Descartes tried to address the last problem by reason. He began, echoing Parmenides, with a principle that he thought could not coherently be denied: I think, therefore I am (often given in his original Latin: Cogito ergo sum). From this principle, Descartes went on to construct a complete system of knowledge (which involves proving the existence of God, using, among other means, a version of the ontological argument). His view that reason alone could yield substantial truths about reality strongly influenced those philosophers usually considered modern rationalists (such as Baruch Spinoza, Gottfried Leibniz, and Christian Wolff), while provoking criticism from other philosophers who have retrospectively come to be grouped together as empiricists.

Logic

logic

Logic is the study of the principles of correct reasoning. Arguments use either deductive reasoning or inductive reasoning. Deductive reasoning is when, given certain statements (called premises), other statements (called conclusions) are unavoidably implied. Rules of inferences from premises include the most popular method, modus ponens, where given “A” and “If A then B”, then “B” must be concluded. A common convention for a deductive argument is the syllogism. An argument is termed valid if its conclusion does indeed follow from its premises, whether the premises are true or not, while an argument is sound if its conclusion follows from premises that are true. Propositional logic uses premises that are propositions, which are declarations that are either true or false, while predicate logic uses more complex premises called formulae that contain variables. These can be assigned values or can be quantified as to when they apply with the universal quantifier (always apply) or the existential quantifier (applies at least once). Inductive reasoning makes conclusions or generalizations based on probabilistic reasoning. For example, if “90% of humans are right-handed” and “Joe is human” then “Joe is probably right-handed”. Fields in logic include mathematical logic (formal symbolic logic) and philosophical logic.

Metaphysics

metaphysics

Metaphysics is the study of the most general features of reality, such as existence, time, the relationship between mind and body, objects and their properties, wholes and their parts, events, processes, and causation. Traditional branches of metaphysics include cosmology, the study of the world in its entirety, and ontology, the study of being.
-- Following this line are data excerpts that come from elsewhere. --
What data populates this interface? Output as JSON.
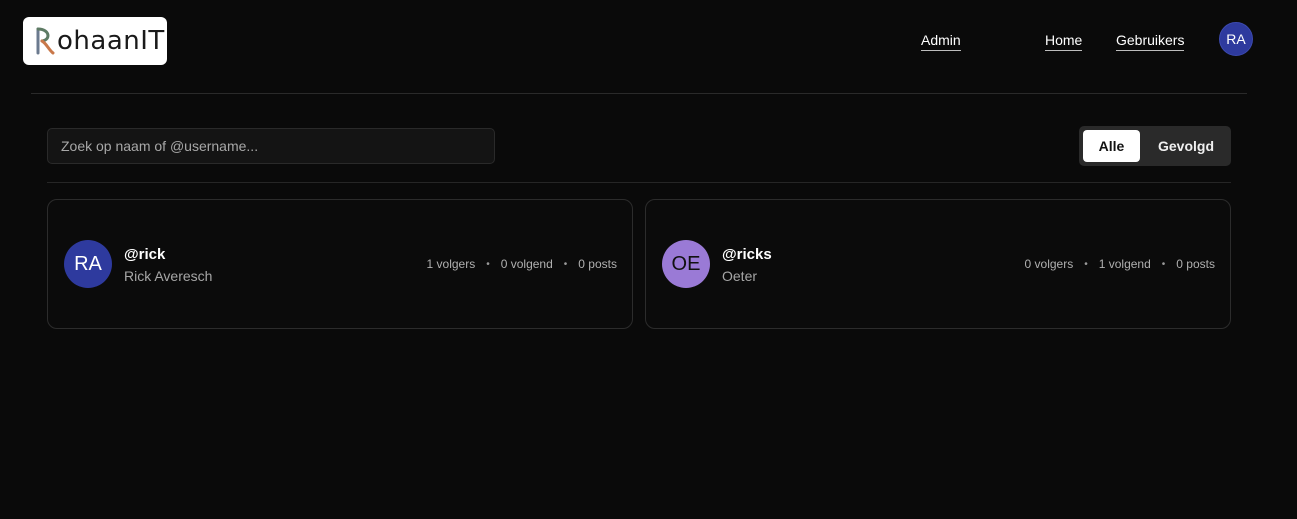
{
  "header": {
    "logo_text": "ohaanIT",
    "nav": {
      "admin": "Admin",
      "home": "Home",
      "users": "Gebruikers"
    },
    "avatar_initials": "RA"
  },
  "toolbar": {
    "search_placeholder": "Zoek op naam of @username...",
    "filters": {
      "all": "Alle",
      "followed": "Gevolgd"
    },
    "active_filter": "Alle"
  },
  "users": [
    {
      "initials": "RA",
      "username": "@rick",
      "name": "Rick Averesch",
      "followers": "1 volgers",
      "following": "0 volgend",
      "posts": "0 posts",
      "avatar_color": "#2e3a9e"
    },
    {
      "initials": "OE",
      "username": "@ricks",
      "name": "Oeter",
      "followers": "0 volgers",
      "following": "1 volgend",
      "posts": "0 posts",
      "avatar_color": "#9a7ad6"
    }
  ],
  "colors": {
    "background": "#0a0a0a",
    "accent_blue": "#2e3a9e",
    "accent_purple": "#9a7ad6"
  }
}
Within metaphysics itself there are a wide range of differing philosophical theories. Idealism, for example, is the belief that reality is mentally constructed or otherwise immaterial while realism holds that reality, or at least some part of it, exists independently of the mind. Subjective idealism describes objects as no more than collections or "bundles" of sense data in the perceiver. The 18th century philosopher George Berkeley contended that existence is fundamentally tied to perception with the phrase Esse est aut percipi aut percipere or "To be is to be perceived or to perceive".
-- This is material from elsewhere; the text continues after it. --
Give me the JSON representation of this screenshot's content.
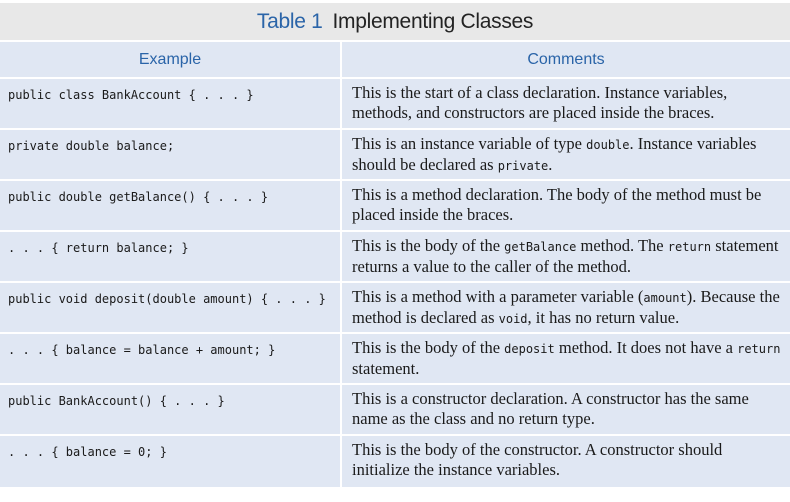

In addition to the aforementioned views, however, there is also an ontological dichotomy within metaphysics between the concepts of particulars and universals as well. Particulars are those objects that are said to exist in space and time, as opposed to abstract objects, such as numbers. Universals are properties held by multiple particulars, such as redness or a gender. The type of existence, if any, of universals and abstract objects is an issue of serious debate within metaphysical philosophy. Realism is the philosophical position that universals do in fact exist, while nominalism is the negation, or denial of universals, abstract objects, or both. Conceptualism holds that universals exist, but only within the mind's perception.

The question of whether or not existence is a predicate has been discussed since the Early Modern period. Essence is the set of attributes that make an object what it fundamentally is and without which it loses its identity. Essence is contrasted with accident: a property that the substance has contingently, without which the substance can still retain its identity.

Moral and political philosophy

moral philosophy, political philosophy

Ethics, or "moral philosophy," is concerned primarily with the question of the best way to live, and secondarily, concerning the question of whether this question can be answered. The main branches of ethics are meta-ethics, normative ethics, and applied ethics. Meta-ethics concerns the nature of ethical thought, such as the origins of the words good and bad, and origins of other comparative words of various ethical systems, whether there are absolute ethical truths, and how such truths could be known. Normative ethics are more concerned with the questions of how one ought to act, and what the right course of action is. This is where most ethical theories are generated. Lastly, applied ethics go beyond theory and step into real world ethical practice, such as questions of whether or not abortion is correct. Ethics is also associated with the idea of morality, and the two are often interchangeable.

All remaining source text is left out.